Kasus TB di Indonesia Masih Tinggi

Institute for Health Metrics and Evaluation (IHME) yang berbasis di Washington, menyatakan kasus TBC di Indonesia masih tinggi

oleh Benedikta Desideria diperbarui 16 Agu 2014, 14:00 WIB
Diterbitkan 16 Agu 2014, 14:00 WIB
Begini Cara Jaga Kesehatan Paru-paru

Liputan6.com, Jakarta Data dari beberapa survei maupun penelitian, Institute for Health Metrics and Evaluation (IHME) yang berbasis di Washington, menyatakan bahwa kasus tubercolosis (TBC) di Indonesia prevalensinya lebih tinggi dibandingkan rata-rata dunia. Menurut analis kesehatan publik dari Kementerian Kesehatan RI, Soewarta Kosen, M.D., M.P.H., Dr. P.H akses jadi kendala utama tingginya angka TBC di Indonesia.

Indonesia merupakan negara kepulauan, dengan banyak pulau besar dan lebih banyak lagi pulau-pulau kecil. Hal inilah yang jadi kendala akses obat bisa sampai ke masyarakat pulau-pulau kecil. Inilah yang jadi masalah utama tingginya kasus TBC di Indonesia dengan prevalensi 185,5 per 100.000 orang, sedangkan dunia 160,2 per 100.000 orang.

“Dilihat dari data, di NTT dan Papua paling tinggi angka TBC-nya. Daerah tersebut memang banyak pulau-pulau kecil yang menyulitkan warga mendapatkan pengobatan.

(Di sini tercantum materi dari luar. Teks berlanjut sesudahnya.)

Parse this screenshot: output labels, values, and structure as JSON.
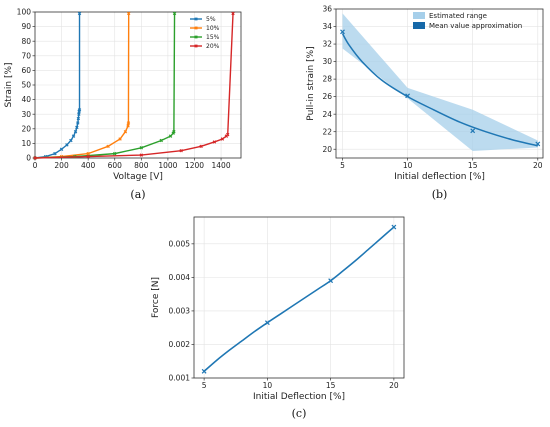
{
  "chart_data": [
    {
      "id": "a",
      "type": "line",
      "caption": "(a)",
      "xlabel": "Voltage [V]",
      "ylabel": "Strain [%]",
      "xlim": [
        0,
        1550
      ],
      "ylim": [
        0,
        100
      ],
      "xticks": [
        0,
        200,
        400,
        600,
        800,
        1000,
        1200,
        1400
      ],
      "yticks": [
        0,
        10,
        20,
        30,
        40,
        50,
        60,
        70,
        80,
        90,
        100
      ],
      "grid": true,
      "legend": "top-right",
      "series": [
        {
          "name": "5%",
          "color": "#1f77b4",
          "x": [
            0,
            80,
            150,
            200,
            240,
            270,
            290,
            305,
            315,
            322,
            326,
            330,
            332,
            335,
            335
          ],
          "y": [
            0,
            1,
            3,
            6,
            9,
            12,
            15,
            18,
            21,
            24,
            27,
            30,
            32,
            33,
            99
          ]
        },
        {
          "name": "10%",
          "color": "#ff7f0e",
          "x": [
            0,
            200,
            400,
            550,
            640,
            680,
            700,
            703,
            705
          ],
          "y": [
            0,
            1,
            3,
            8,
            13,
            18,
            22,
            24,
            99
          ]
        },
        {
          "name": "15%",
          "color": "#2ca02c",
          "x": [
            0,
            300,
            600,
            800,
            950,
            1020,
            1040,
            1045,
            1050
          ],
          "y": [
            0,
            1,
            3,
            7,
            12,
            15,
            17,
            18,
            99
          ]
        },
        {
          "name": "20%",
          "color": "#d62728",
          "x": [
            0,
            400,
            800,
            1100,
            1250,
            1350,
            1410,
            1440,
            1450,
            1490
          ],
          "y": [
            0,
            1,
            2,
            5,
            8,
            11,
            13,
            15,
            16,
            99
          ]
        }
      ]
    },
    {
      "id": "b",
      "type": "line",
      "caption": "(b)",
      "xlabel": "Initial deflection [%]",
      "ylabel": "Pull-in strain [%]",
      "xlim": [
        4.5,
        20.4
      ],
      "ylim": [
        19,
        36
      ],
      "xticks": [
        5,
        10,
        15,
        20
      ],
      "yticks": [
        20,
        22,
        24,
        26,
        28,
        30,
        32,
        34,
        36
      ],
      "grid": true,
      "legend": "top-right",
      "band_label": "Estimated range",
      "line_label": "Mean value approximation",
      "color": "#1f77b4",
      "band_color": "#a6cfea",
      "band": {
        "x": [
          5,
          10,
          15,
          20
        ],
        "lower": [
          31.5,
          25.8,
          19.8,
          20.2
        ],
        "upper": [
          35.5,
          27.0,
          24.5,
          21.0
        ]
      },
      "points": {
        "x": [
          5,
          10,
          15,
          20
        ],
        "y": [
          33.4,
          26.1,
          22.1,
          20.6
        ]
      },
      "fit": {
        "x": [
          5,
          5.5,
          6.5,
          8,
          10,
          12,
          14,
          16,
          18,
          20
        ],
        "y": [
          33.2,
          31.9,
          30.0,
          27.9,
          26.0,
          24.5,
          23.1,
          22.0,
          21.1,
          20.4
        ]
      }
    },
    {
      "id": "c",
      "type": "line",
      "caption": "(c)",
      "xlabel": "Initial Deflection [%]",
      "ylabel": "Force [N]",
      "xlim": [
        4.2,
        20.8
      ],
      "ylim": [
        0.001,
        0.0058
      ],
      "xticks": [
        5,
        10,
        15,
        20
      ],
      "yticks": [
        0.001,
        0.002,
        0.003,
        0.004,
        0.005
      ],
      "ytick_labels": [
        "0.001",
        "0.002",
        "0.003",
        "0.004",
        "0.005"
      ],
      "grid": true,
      "color": "#1f77b4",
      "points": {
        "x": [
          5,
          10,
          15,
          20
        ],
        "y": [
          0.0012,
          0.00265,
          0.0039,
          0.0055
        ]
      },
      "fit": {
        "x": [
          5,
          6,
          7,
          8,
          9,
          10,
          11,
          12,
          13,
          14,
          15,
          16,
          17,
          18,
          19,
          20
        ],
        "y": [
          0.0012,
          0.00153,
          0.00183,
          0.00211,
          0.00239,
          0.00265,
          0.0029,
          0.00315,
          0.0034,
          0.00365,
          0.0039,
          0.0042,
          0.00451,
          0.00484,
          0.00517,
          0.0055
        ]
      }
    }
  ]
}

Karena untuk mendapatkan pengobatan maupun mendapatkan kembali obat harus menempuh perjalanan cukup jauh,” jelas Kosen di Jakarta (15/8/2014).

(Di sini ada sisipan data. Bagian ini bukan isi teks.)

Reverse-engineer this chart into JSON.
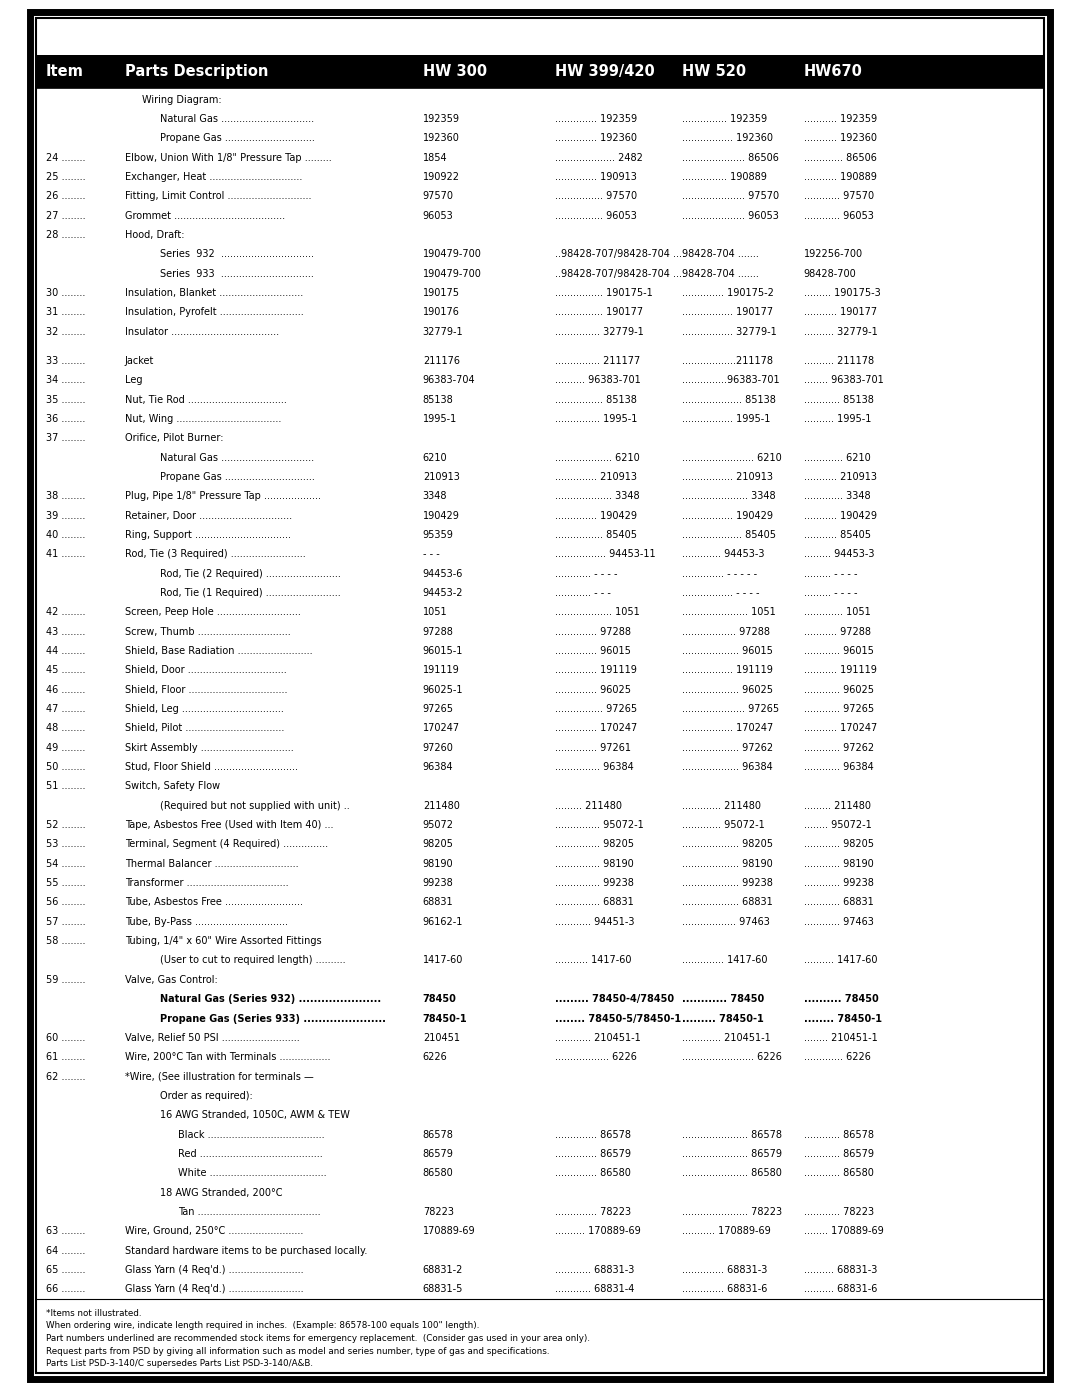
{
  "outer_border_color": "#000000",
  "header_bg": "#000000",
  "header_text_color": "#ffffff",
  "body_bg": "#ffffff",
  "body_text_color": "#000000",
  "watermark_text": "HW",
  "header_row": [
    "Item",
    "Parts Description",
    "HW 300",
    "HW 399/420",
    "HW 520",
    "HW670"
  ],
  "rows": [
    {
      "indent": 1,
      "item": "",
      "desc": "Wiring Diagram:",
      "hw300": "",
      "hw399": "",
      "hw520": "",
      "hw670": "",
      "bold": false,
      "spacer": false
    },
    {
      "indent": 2,
      "item": "",
      "desc": "Natural Gas ...............................",
      "hw300": "192359",
      "hw399": ".............. 192359",
      "hw520": "............... 192359",
      "hw670": "........... 192359",
      "bold": false,
      "spacer": false
    },
    {
      "indent": 2,
      "item": "",
      "desc": "Propane Gas ..............................",
      "hw300": "192360",
      "hw399": ".............. 192360",
      "hw520": "................. 192360",
      "hw670": "........... 192360",
      "bold": false,
      "spacer": false
    },
    {
      "indent": 0,
      "item": "24 ........",
      "desc": "Elbow, Union With 1/8\" Pressure Tap .........",
      "hw300": "1854",
      "hw399": ".................... 2482",
      "hw520": "..................... 86506",
      "hw670": "............. 86506",
      "bold": false,
      "spacer": false
    },
    {
      "indent": 0,
      "item": "25 ........",
      "desc": "Exchanger, Heat ...............................",
      "hw300": "190922",
      "hw399": ".............. 190913",
      "hw520": "............... 190889",
      "hw670": "........... 190889",
      "bold": false,
      "spacer": false
    },
    {
      "indent": 0,
      "item": "26 ........",
      "desc": "Fitting, Limit Control ............................",
      "hw300": "97570",
      "hw399": "................ 97570",
      "hw520": "..................... 97570",
      "hw670": "............ 97570",
      "bold": false,
      "spacer": false
    },
    {
      "indent": 0,
      "item": "27 ........",
      "desc": "Grommet .....................................",
      "hw300": "96053",
      "hw399": "................ 96053",
      "hw520": "..................... 96053",
      "hw670": "............ 96053",
      "bold": false,
      "spacer": false
    },
    {
      "indent": 0,
      "item": "28 ........",
      "desc": "Hood, Draft:",
      "hw300": "",
      "hw399": "",
      "hw520": "",
      "hw670": "",
      "bold": false,
      "spacer": false
    },
    {
      "indent": 2,
      "item": "",
      "desc": "Series  932  ...............................",
      "hw300": "190479-700",
      "hw399": "..98428-707/98428-704 ....",
      "hw520": "98428-704 .......",
      "hw670": "192256-700",
      "bold": false,
      "spacer": false
    },
    {
      "indent": 2,
      "item": "",
      "desc": "Series  933  ...............................",
      "hw300": "190479-700",
      "hw399": "..98428-707/98428-704 ....",
      "hw520": "98428-704 .......",
      "hw670": "98428-700",
      "bold": false,
      "spacer": false
    },
    {
      "indent": 0,
      "item": "30 ........",
      "desc": "Insulation, Blanket ............................",
      "hw300": "190175",
      "hw399": "................ 190175-1",
      "hw520": ".............. 190175-2",
      "hw670": "......... 190175-3",
      "bold": false,
      "spacer": false
    },
    {
      "indent": 0,
      "item": "31 ........",
      "desc": "Insulation, Pyrofelt ............................",
      "hw300": "190176",
      "hw399": "................ 190177",
      "hw520": "................. 190177",
      "hw670": "........... 190177",
      "bold": false,
      "spacer": false
    },
    {
      "indent": 0,
      "item": "32 ........",
      "desc": "Insulator ....................................",
      "hw300": "32779-1",
      "hw399": "............... 32779-1",
      "hw520": "................. 32779-1",
      "hw670": ".......... 32779-1",
      "bold": false,
      "spacer": false
    },
    {
      "indent": 0,
      "item": "",
      "desc": "",
      "hw300": "",
      "hw399": "",
      "hw520": "",
      "hw670": "",
      "bold": false,
      "spacer": true
    },
    {
      "indent": 0,
      "item": "33 ........",
      "desc": "Jacket",
      "hw300": "211176",
      "hw399": "............... 211177",
      "hw520": "..................211178",
      "hw670": ".......... 211178",
      "bold": false,
      "spacer": false
    },
    {
      "indent": 0,
      "item": "34 ........",
      "desc": "Leg",
      "hw300": "96383-704",
      "hw399": ".......... 96383-701",
      "hw520": "...............96383-701",
      "hw670": "........ 96383-701",
      "bold": false,
      "spacer": false
    },
    {
      "indent": 0,
      "item": "35 ........",
      "desc": "Nut, Tie Rod .................................",
      "hw300": "85138",
      "hw399": "................ 85138",
      "hw520": ".................... 85138",
      "hw670": "............ 85138",
      "bold": false,
      "spacer": false
    },
    {
      "indent": 0,
      "item": "36 ........",
      "desc": "Nut, Wing ...................................",
      "hw300": "1995-1",
      "hw399": "............... 1995-1",
      "hw520": "................. 1995-1",
      "hw670": ".......... 1995-1",
      "bold": false,
      "spacer": false
    },
    {
      "indent": 0,
      "item": "37 ........",
      "desc": "Orifice, Pilot Burner:",
      "hw300": "",
      "hw399": "",
      "hw520": "",
      "hw670": "",
      "bold": false,
      "spacer": false
    },
    {
      "indent": 2,
      "item": "",
      "desc": "Natural Gas ...............................",
      "hw300": "6210",
      "hw399": "................... 6210",
      "hw520": "........................ 6210",
      "hw670": "............. 6210",
      "bold": false,
      "spacer": false
    },
    {
      "indent": 2,
      "item": "",
      "desc": "Propane Gas ..............................",
      "hw300": "210913",
      "hw399": ".............. 210913",
      "hw520": "................. 210913",
      "hw670": "........... 210913",
      "bold": false,
      "spacer": false
    },
    {
      "indent": 0,
      "item": "38 ........",
      "desc": "Plug, Pipe 1/8\" Pressure Tap ...................",
      "hw300": "3348",
      "hw399": "................... 3348",
      "hw520": "...................... 3348",
      "hw670": "............. 3348",
      "bold": false,
      "spacer": false
    },
    {
      "indent": 0,
      "item": "39 ........",
      "desc": "Retainer, Door ...............................",
      "hw300": "190429",
      "hw399": ".............. 190429",
      "hw520": "................. 190429",
      "hw670": "........... 190429",
      "bold": false,
      "spacer": false
    },
    {
      "indent": 0,
      "item": "40 ........",
      "desc": "Ring, Support ................................",
      "hw300": "95359",
      "hw399": "................ 85405",
      "hw520": ".................... 85405",
      "hw670": "........... 85405",
      "bold": false,
      "spacer": false
    },
    {
      "indent": 0,
      "item": "41 ........",
      "desc": "Rod, Tie (3 Required) .........................",
      "hw300": "- - -",
      "hw399": "................. 94453-11",
      "hw520": "............. 94453-3",
      "hw670": "......... 94453-3",
      "bold": false,
      "spacer": false
    },
    {
      "indent": 2,
      "item": "",
      "desc": "Rod, Tie (2 Required) .........................",
      "hw300": "94453-6",
      "hw399": "............ - - - -",
      "hw520": ".............. - - - - -",
      "hw670": "......... - - - -",
      "bold": false,
      "spacer": false
    },
    {
      "indent": 2,
      "item": "",
      "desc": "Rod, Tie (1 Required) .........................",
      "hw300": "94453-2",
      "hw399": "............ - - -",
      "hw520": "................. - - - -",
      "hw670": "......... - - - -",
      "bold": false,
      "spacer": false
    },
    {
      "indent": 0,
      "item": "42 ........",
      "desc": "Screen, Peep Hole ............................",
      "hw300": "1051",
      "hw399": "................... 1051",
      "hw520": "...................... 1051",
      "hw670": "............. 1051",
      "bold": false,
      "spacer": false
    },
    {
      "indent": 0,
      "item": "43 ........",
      "desc": "Screw, Thumb ...............................",
      "hw300": "97288",
      "hw399": ".............. 97288",
      "hw520": ".................. 97288",
      "hw670": "........... 97288",
      "bold": false,
      "spacer": false
    },
    {
      "indent": 0,
      "item": "44 ........",
      "desc": "Shield, Base Radiation .........................",
      "hw300": "96015-1",
      "hw399": ".............. 96015",
      "hw520": "................... 96015",
      "hw670": "............ 96015",
      "bold": false,
      "spacer": false
    },
    {
      "indent": 0,
      "item": "45 ........",
      "desc": "Shield, Door .................................",
      "hw300": "191119",
      "hw399": ".............. 191119",
      "hw520": "................. 191119",
      "hw670": "........... 191119",
      "bold": false,
      "spacer": false
    },
    {
      "indent": 0,
      "item": "46 ........",
      "desc": "Shield, Floor .................................",
      "hw300": "96025-1",
      "hw399": ".............. 96025",
      "hw520": "................... 96025",
      "hw670": "............ 96025",
      "bold": false,
      "spacer": false
    },
    {
      "indent": 0,
      "item": "47 ........",
      "desc": "Shield, Leg ..................................",
      "hw300": "97265",
      "hw399": "................ 97265",
      "hw520": "..................... 97265",
      "hw670": "............ 97265",
      "bold": false,
      "spacer": false
    },
    {
      "indent": 0,
      "item": "48 ........",
      "desc": "Shield, Pilot .................................",
      "hw300": "170247",
      "hw399": ".............. 170247",
      "hw520": "................. 170247",
      "hw670": "........... 170247",
      "bold": false,
      "spacer": false
    },
    {
      "indent": 0,
      "item": "49 ........",
      "desc": "Skirt Assembly ...............................",
      "hw300": "97260",
      "hw399": ".............. 97261",
      "hw520": "................... 97262",
      "hw670": "............ 97262",
      "bold": false,
      "spacer": false
    },
    {
      "indent": 0,
      "item": "50 ........",
      "desc": "Stud, Floor Shield ............................",
      "hw300": "96384",
      "hw399": "............... 96384",
      "hw520": "................... 96384",
      "hw670": "............ 96384",
      "bold": false,
      "spacer": false
    },
    {
      "indent": 0,
      "item": "51 ........",
      "desc": "Switch, Safety Flow",
      "hw300": "",
      "hw399": "",
      "hw520": "",
      "hw670": "",
      "bold": false,
      "spacer": false
    },
    {
      "indent": 2,
      "item": "",
      "desc": "(Required but not supplied with unit) ..",
      "hw300": "211480",
      "hw399": "......... 211480",
      "hw520": "............. 211480",
      "hw670": "......... 211480",
      "bold": false,
      "spacer": false
    },
    {
      "indent": 0,
      "item": "52 ........",
      "desc": "Tape, Asbestos Free (Used with Item 40) ...",
      "hw300": "95072",
      "hw399": "............... 95072-1",
      "hw520": "............. 95072-1",
      "hw670": "........ 95072-1",
      "bold": false,
      "spacer": false
    },
    {
      "indent": 0,
      "item": "53 ........",
      "desc": "Terminal, Segment (4 Required) ...............",
      "hw300": "98205",
      "hw399": "............... 98205",
      "hw520": "................... 98205",
      "hw670": "............ 98205",
      "bold": false,
      "spacer": false
    },
    {
      "indent": 0,
      "item": "54 ........",
      "desc": "Thermal Balancer ............................",
      "hw300": "98190",
      "hw399": "............... 98190",
      "hw520": "................... 98190",
      "hw670": "............ 98190",
      "bold": false,
      "spacer": false
    },
    {
      "indent": 0,
      "item": "55 ........",
      "desc": "Transformer ..................................",
      "hw300": "99238",
      "hw399": "............... 99238",
      "hw520": "................... 99238",
      "hw670": "............ 99238",
      "bold": false,
      "spacer": false
    },
    {
      "indent": 0,
      "item": "56 ........",
      "desc": "Tube, Asbestos Free ..........................",
      "hw300": "68831",
      "hw399": "............... 68831",
      "hw520": "................... 68831",
      "hw670": "............ 68831",
      "bold": false,
      "spacer": false
    },
    {
      "indent": 0,
      "item": "57 ........",
      "desc": "Tube, By-Pass ...............................",
      "hw300": "96162-1",
      "hw399": "............ 94451-3",
      "hw520": ".................. 97463",
      "hw670": "............ 97463",
      "bold": false,
      "spacer": false
    },
    {
      "indent": 0,
      "item": "58 ........",
      "desc": "Tubing, 1/4\" x 60\" Wire Assorted Fittings",
      "hw300": "",
      "hw399": "",
      "hw520": "",
      "hw670": "",
      "bold": false,
      "spacer": false
    },
    {
      "indent": 2,
      "item": "",
      "desc": "(User to cut to required length) ..........",
      "hw300": "1417-60",
      "hw399": "........... 1417-60",
      "hw520": ".............. 1417-60",
      "hw670": ".......... 1417-60",
      "bold": false,
      "spacer": false
    },
    {
      "indent": 0,
      "item": "59 ........",
      "desc": "Valve, Gas Control:",
      "hw300": "",
      "hw399": "",
      "hw520": "",
      "hw670": "",
      "bold": false,
      "spacer": false
    },
    {
      "indent": 2,
      "item": "",
      "desc": "Natural Gas (Series 932) ......................",
      "hw300": "78450",
      "hw399": "......... 78450-4/78450",
      "hw520": "............ 78450",
      "hw670": ".......... 78450",
      "bold": true,
      "spacer": false
    },
    {
      "indent": 2,
      "item": "",
      "desc": "Propane Gas (Series 933) ......................",
      "hw300": "78450-1",
      "hw399": "........ 78450-5/78450-1",
      "hw520": "......... 78450-1",
      "hw670": "........ 78450-1",
      "bold": true,
      "spacer": false
    },
    {
      "indent": 0,
      "item": "60 ........",
      "desc": "Valve, Relief 50 PSI ..........................",
      "hw300": "210451",
      "hw399": "............ 210451-1",
      "hw520": "............. 210451-1",
      "hw670": "........ 210451-1",
      "bold": false,
      "spacer": false
    },
    {
      "indent": 0,
      "item": "61 ........",
      "desc": "Wire, 200°C Tan with Terminals .................",
      "hw300": "6226",
      "hw399": ".................. 6226",
      "hw520": "........................ 6226",
      "hw670": "............. 6226",
      "bold": false,
      "spacer": false
    },
    {
      "indent": 0,
      "item": "62 ........",
      "desc": "*Wire, (See illustration for terminals —",
      "hw300": "",
      "hw399": "",
      "hw520": "",
      "hw670": "",
      "bold": false,
      "spacer": false
    },
    {
      "indent": 2,
      "item": "",
      "desc": "Order as required):",
      "hw300": "",
      "hw399": "",
      "hw520": "",
      "hw670": "",
      "bold": false,
      "spacer": false
    },
    {
      "indent": 2,
      "item": "",
      "desc": "16 AWG Stranded, 1050C, AWM & TEW",
      "hw300": "",
      "hw399": "",
      "hw520": "",
      "hw670": "",
      "bold": false,
      "spacer": false
    },
    {
      "indent": 3,
      "item": "",
      "desc": "Black .......................................",
      "hw300": "86578",
      "hw399": ".............. 86578",
      "hw520": "...................... 86578",
      "hw670": "............ 86578",
      "bold": false,
      "spacer": false
    },
    {
      "indent": 3,
      "item": "",
      "desc": "Red .........................................",
      "hw300": "86579",
      "hw399": ".............. 86579",
      "hw520": "...................... 86579",
      "hw670": "............ 86579",
      "bold": false,
      "spacer": false
    },
    {
      "indent": 3,
      "item": "",
      "desc": "White .......................................",
      "hw300": "86580",
      "hw399": ".............. 86580",
      "hw520": "...................... 86580",
      "hw670": "............ 86580",
      "bold": false,
      "spacer": false
    },
    {
      "indent": 2,
      "item": "",
      "desc": "18 AWG Stranded, 200°C",
      "hw300": "",
      "hw399": "",
      "hw520": "",
      "hw670": "",
      "bold": false,
      "spacer": false
    },
    {
      "indent": 3,
      "item": "",
      "desc": "Tan .........................................",
      "hw300": "78223",
      "hw399": ".............. 78223",
      "hw520": "...................... 78223",
      "hw670": "............ 78223",
      "bold": false,
      "spacer": false
    },
    {
      "indent": 0,
      "item": "63 ........",
      "desc": "Wire, Ground, 250°C .........................",
      "hw300": "170889-69",
      "hw399": ".......... 170889-69",
      "hw520": "........... 170889-69",
      "hw670": "........ 170889-69",
      "bold": false,
      "spacer": false
    },
    {
      "indent": 0,
      "item": "64 ........",
      "desc": "Standard hardware items to be purchased locally.",
      "hw300": "",
      "hw399": "",
      "hw520": "",
      "hw670": "",
      "bold": false,
      "spacer": false
    },
    {
      "indent": 0,
      "item": "65 ........",
      "desc": "Glass Yarn (4 Req'd.) .........................",
      "hw300": "68831-2",
      "hw399": "............ 68831-3",
      "hw520": ".............. 68831-3",
      "hw670": ".......... 68831-3",
      "bold": false,
      "spacer": false
    },
    {
      "indent": 0,
      "item": "66 ........",
      "desc": "Glass Yarn (4 Req'd.) .........................",
      "hw300": "68831-5",
      "hw399": "............ 68831-4",
      "hw520": ".............. 68831-6",
      "hw670": ".......... 68831-6",
      "bold": false,
      "spacer": false
    }
  ],
  "footnotes": [
    "*Items not illustrated.",
    "When ordering wire, indicate length required in inches.  (Example: 86578-100 equals 100\" length).",
    "Part numbers underlined are recommended stock items for emergency replacement.  (Consider gas used in your area only).",
    "Request parts from PSD by giving all information such as model and series number, type of gas and specifications.",
    "Parts List PSD-3-140/C supersedes Parts List PSD-3-140/A&B."
  ]
}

Pengobatan untuk TBC sebenarnya hanya membutuhkan konsumsi obat rutin selama enam bulan saja, pada saat sebelum mencapai angka tersebut dan merasa sudah sembuh orang malas untuk mengambil kembali obat. Bisa jadi petugas kesehatan pun kesulitan untuk mendatangi kembali pulau-pulau kecil tersebut jelas peneliti yang juga pernah berprofesi sebagai dokter ini.

Pendidikan rendah serta minimnya edukasi tentang pentingnya mengonsumsi obat ini hingga enam bulan jadi masalah selanjutnya. “Kebanyakan warga di pulau-pulau kecil tersebut adalah nelayan yang memang pendidikannya tidak tinggi. Sehingga ketika sebulan makan obat dan merasa batuk-batuknya siuman akan menghentikan minum obat,” tambah Kosen.

Padahal, jika minum obat tidak sampai tuntas malah membuat tubuh resisten terhadap obat sehingga membutuhkan obat level dua yang butuh waktu konsumsi hingga satu tahun.

Tidak tuntasnya pengobatan serta enggannya masyarakat penderita TBC berobat, membuat kasus TBC seperti bola salju yang menggelinding. “Penularan TBC itu sangat mudah, batuk saja sudah bisa membuat orang lain tertular,” tandas pria yang pernah berdinas sebagai dokter di Ruteng, Manggarai, NTT ini.